La respuesta del cardenal Grech “muestra `aprecio´ por las aportaciones realizadas sobre esa cuestión por la Federación, aunque señala que, `lamentablemente´, llegan tras la publicación del Instrumentum Laboris, aunque destaca que `el Señor sabe hacer que vuestro grito esté presente en la sala del Sínodo´. Lamenta que los integrantes de la próxima asamblea son los mismos de octubre pasado y por tanto `no es posible incluir a otras personas´. Muestra su agradecimiento por `el testimonio´ de quien remite la carta en nombre de la Federación Latinoamericana de Sacerdotes Casados” (RD 22.09.2024).

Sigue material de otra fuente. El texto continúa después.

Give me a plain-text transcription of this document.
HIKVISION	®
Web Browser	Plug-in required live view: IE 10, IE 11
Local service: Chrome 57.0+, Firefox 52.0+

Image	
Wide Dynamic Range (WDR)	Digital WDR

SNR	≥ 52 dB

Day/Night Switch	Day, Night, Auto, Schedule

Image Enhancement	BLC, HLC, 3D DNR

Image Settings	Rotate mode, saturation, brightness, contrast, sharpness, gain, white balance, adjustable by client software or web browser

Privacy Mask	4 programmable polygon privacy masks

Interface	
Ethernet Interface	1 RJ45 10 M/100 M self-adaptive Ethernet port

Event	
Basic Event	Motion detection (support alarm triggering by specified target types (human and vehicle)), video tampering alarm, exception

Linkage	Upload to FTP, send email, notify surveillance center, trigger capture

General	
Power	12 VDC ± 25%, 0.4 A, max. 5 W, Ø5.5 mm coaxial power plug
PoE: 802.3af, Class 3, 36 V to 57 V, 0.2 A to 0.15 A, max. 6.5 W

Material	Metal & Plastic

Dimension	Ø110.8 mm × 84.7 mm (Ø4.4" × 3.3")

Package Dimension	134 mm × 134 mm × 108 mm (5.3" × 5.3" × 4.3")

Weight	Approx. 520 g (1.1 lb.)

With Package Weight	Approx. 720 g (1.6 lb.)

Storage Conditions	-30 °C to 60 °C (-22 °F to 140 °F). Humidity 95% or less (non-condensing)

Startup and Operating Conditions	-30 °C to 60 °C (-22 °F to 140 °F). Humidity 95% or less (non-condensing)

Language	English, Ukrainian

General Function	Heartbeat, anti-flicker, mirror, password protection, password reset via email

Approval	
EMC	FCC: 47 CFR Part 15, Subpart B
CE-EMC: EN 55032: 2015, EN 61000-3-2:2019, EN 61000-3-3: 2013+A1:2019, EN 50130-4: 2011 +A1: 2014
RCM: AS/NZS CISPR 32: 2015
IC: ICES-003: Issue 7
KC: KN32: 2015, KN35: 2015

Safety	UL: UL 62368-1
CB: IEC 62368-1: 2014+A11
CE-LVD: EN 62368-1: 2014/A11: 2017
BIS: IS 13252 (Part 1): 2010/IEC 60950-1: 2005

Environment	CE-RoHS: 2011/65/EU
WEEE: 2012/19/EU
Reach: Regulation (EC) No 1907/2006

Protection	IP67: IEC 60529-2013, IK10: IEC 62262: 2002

“El Señor sabe hacer que vuestro grito esté presente en la sala del Sínodo”. Es el consuelo que les queda a los no escuchados. Recuerdo al cardenal Tarancón repetir que “al Espíritu Santo había que ayudarle” para que el Evangelio se realizara. En este tema, lo tiene difícil el Espíritu ante personas endurecidas por el clericalismo, dispuestas a “dar la vida” antes que cambiar esta ley. Han puesto el sistema, el “tinglado” eclesial, por encima del Evangelio. Son servidores del sistema, convencidos de que esta ley es totalmente necesaria para la Iglesia. Sin ella, dijo san Pablo VI, “Sería la ruina. ¿Cree que una ley así de la Iglesia se mantendrá? ¿O se dirá ‘se puede estar casado y ser un buen sacerdote’? Prefiero estar muerto o dimitir”.  A esta tesis se suma nuestro actual Papa: “Pienso lo mismo que San Pablo VI, sólo que con una diferencia: es un santo”. Lo mismo que el cardenal Sarah: suprimir la ley del celibato sería “una catástrofe pastoral, una confusión eclesiológica y una visión enturbiada del sacerdocio” (“Desde lo más hondo de nuestros corazones”, del cardenal Robert Sarah con Joseph Ratzinger. Páginas 73-173). Sólo que éstos creen que sacerdocio y celibato se unen de forma ontológica, no meramente disciplinar. Por ello, en esas mismas páginas, ruega: “Suplico humildemente al Papa Francisco que nos proteja definitivamente de esta posibilidad vetando cualquier debilitamiento de la ley del celibato sacerdotal, ni siquiera restringiéndolo a una u otra región” (pág. 162). Francisco lo está cumpliendo.